Le salarié pourra obtenir la reconnaissance du statut de salarié si sa convention de stage a été conclue pour remplacer un salarié en cas d'absence, de suspension de son contrat de travail ou de licenciement, pour exécuter une tâche régulière correspondant à un poste de travail permanent, pour faire face à un accroissement temporaire de l'activité de l'entreprise ou pour occuper un emploi saisonnier.

C'est au stagiaire de démontrer que ses conditions de travail ont été très identiques à celles d'un salarié. Les juges examineront si l'objectif du stage a pu être atteint, s'il a permis au stagiaire de découvrir un milieu de travail, de tester ses connaissances théoriques, d'acquérir des connaissances.

Notamment, ils chercheront si, pour atteindre l'objectif du stage, le stagiaire a bénéficié d'un aménagement des conditions de travail dont ne bénéficient pas les salariés.

En revanche, le seul accomplissement de tâches professionnelles sous l'autorité de l'entreprise d'accueil ne suffit pas pour établir l'existence d'un contrat de travail.
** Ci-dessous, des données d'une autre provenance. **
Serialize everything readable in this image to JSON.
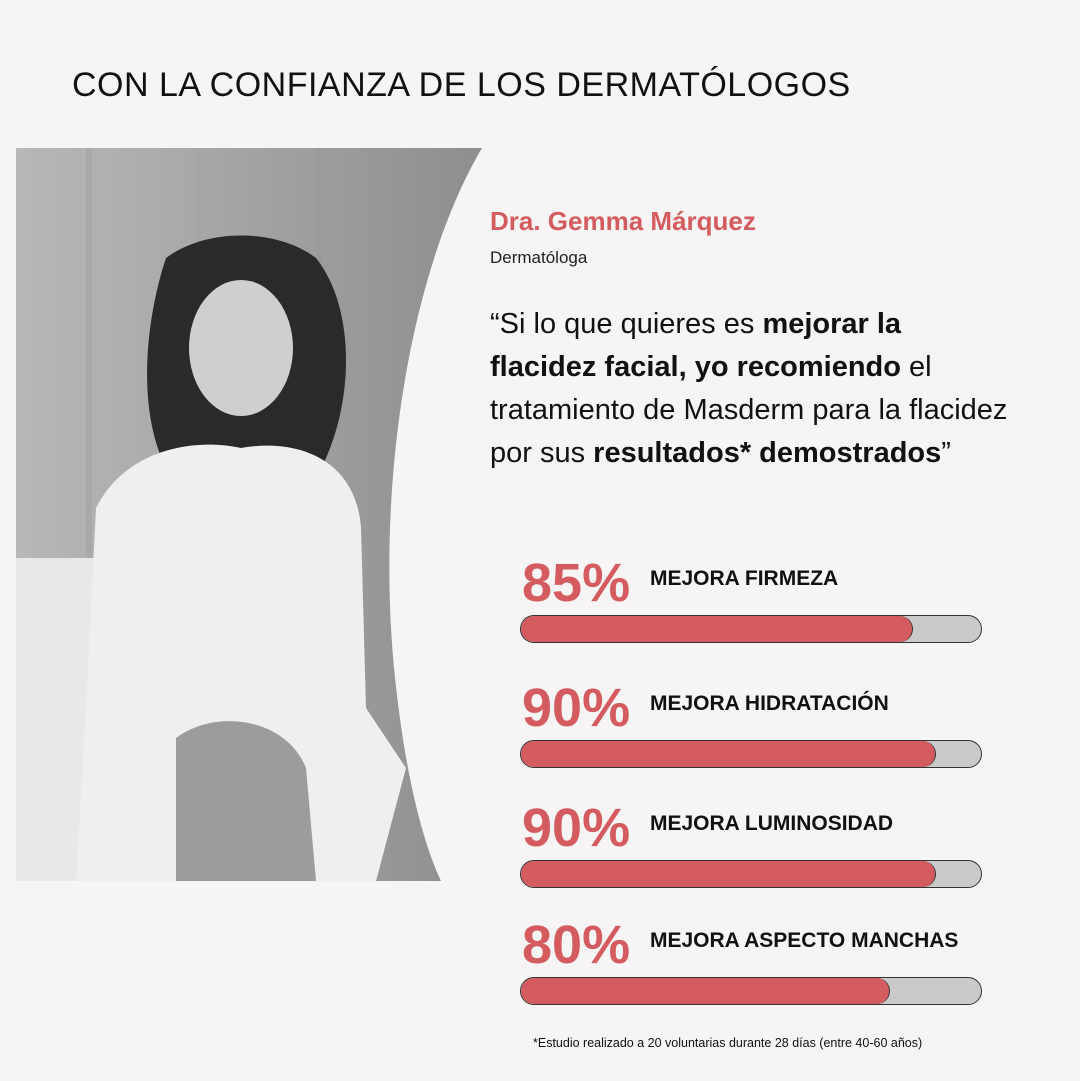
{
  "title": "CON LA CONFIANZA DE LOS DERMATÓLOGOS",
  "doctor": {
    "name": "Dra. Gemma Márquez",
    "role": "Dermatóloga"
  },
  "quote": [
    {
      "text": "“Si lo que quieres es ",
      "bold": false
    },
    {
      "text": "mejorar la flacidez facial, yo recomiendo",
      "bold": true
    },
    {
      "text": " el tratamiento de Masderm para la flacidez por sus ",
      "bold": false
    },
    {
      "text": "resultados* demostrados",
      "bold": true
    },
    {
      "text": "”",
      "bold": false
    }
  ],
  "stats": [
    {
      "percent": "85%",
      "value": 85,
      "label": "MEJORA FIRMEZA"
    },
    {
      "percent": "90%",
      "value": 90,
      "label": "MEJORA HIDRATACIÓN"
    },
    {
      "percent": "90%",
      "value": 90,
      "label": "MEJORA LUMINOSIDAD"
    },
    {
      "percent": "80%",
      "value": 80,
      "label": "MEJORA ASPECTO MANCHAS"
    }
  ],
  "footnote": "*Estudio realizado a 20 voluntarias durante 28 días (entre 40-60 años)",
  "colors": {
    "accent": "#d45c60",
    "track": "#cacaca",
    "background": "#f6f4f4"
  }
}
Il en va de même du seul fait que le stage se poursuive au-delà du terme prévu par la convention.

En dehors des cas prévus par la loi, la requalification a pu être obtenue dans les cas suivants :

  • absence de tuteur, ce qui laisse présumer que le stagiaire est traité comme un salarié puisqu'il peut travailler seul (CA Douai, 18 nov. 1988, Broutel c/Rufin) ;
  • absence de formation par l'entreprise et affectation exclusive du stagiaire à des prestations de travail (Cass. soc., 27 oct. 1993, n°90-42.620) ;
  • nombre trop important de stagiaires dans l'entreprise qui peut faire supposer qu'il ne s'agit pas de stages mais de personnes occupant des emplois (CA Douai, 30 sept. 1988, Hedge c/Mullet) ;
  • le stagiaire accomplit des heures supplémentaires, effectue les mêmes tâches que les autres ouvriers employés à temps complet dans l'entreprise et ne bénéficie d'aucune formation (Cass. soc., 6 juill. 1993, n°91-41.540) ;
  • les tâches effectuées dépassent largement les travaux confiés à un stagiaire, de surcroît étranger, et sa rémunération est disproportionnée par rapport aux gratifications habituellement versées aux stagiaires de l'entreprise (Cass. soc., 18 juin 2003, n°00-46.438).

Quelle procédure faut-il suivre pour obtenir la requalification d'un stage en contrat de travail ?

Pour obtenir la requalification, le stagiaire doit saisir le Conseil de Prud'hommes.

S'il ne souhaite pas la requalification, il peut aussi demander des dommages et intérêts en s'adressant au tribunal d'instance ou au tribunal de grande instance, en fonction du montant du litige.

Quelles sont les conséquences de la requalification de la convention de stage en contrat de travail ?

La requalification de la convention de stage s'effectue sur la base d'un CDI et donne droit à l'ex-stagiaire :

  • à un rappel de salaires depuis le début du stage, celui-ci ne pouvant pas être inférieur ni au minimum légal, ni au minimum conventionnel correspondant à la catégorie d'emploi occupé ;
  • au bénéfice des droits attachés à la qualité de salarié, tel que le droit aux congés payés.
Il peut aussi introduire une action judiciaire visant à requalifier la fin du stage en licenciement sans cause réelle et sérieuse.

La situation peut enfin être sanctionnée au titre du délit d'abus d'une situation de dépendance ou de vulnérabilité d'une personne pour obtenir des services non rétribués ou en échange d'une rémunération sans rapport avec le travail accompli (C. pén., art. 225-13). C'est le cas lorsque le stagiaire a travaillé dans les mêmes conditions qu'un salarié, mais pour une somme dérisoire.

En 2006, une PME parisienne spécialisée dans l'audit et la gestion de l'accueil téléphonique, a ainsi été condamné par le tribunal de grande instance de Paris à six mois de prison avec sursis. Les poursuites ont été engagées à la suite d'un contrôle de l'inspection du travail qui a constaté que les 4 à 5 postes correspondant à l'activité réelle de l'entreprise étaient occupés par des étudiants en contrat de stages. Sans formation préalable, ils étaient affectés sur les plates-formes de travail selon des horaires et des contraintes identiques à celles de salariés. Issus d'écoles de commerce, ces étudiants, à bac + 2 à bac +4, étaient rémunérés 270 euros par mois.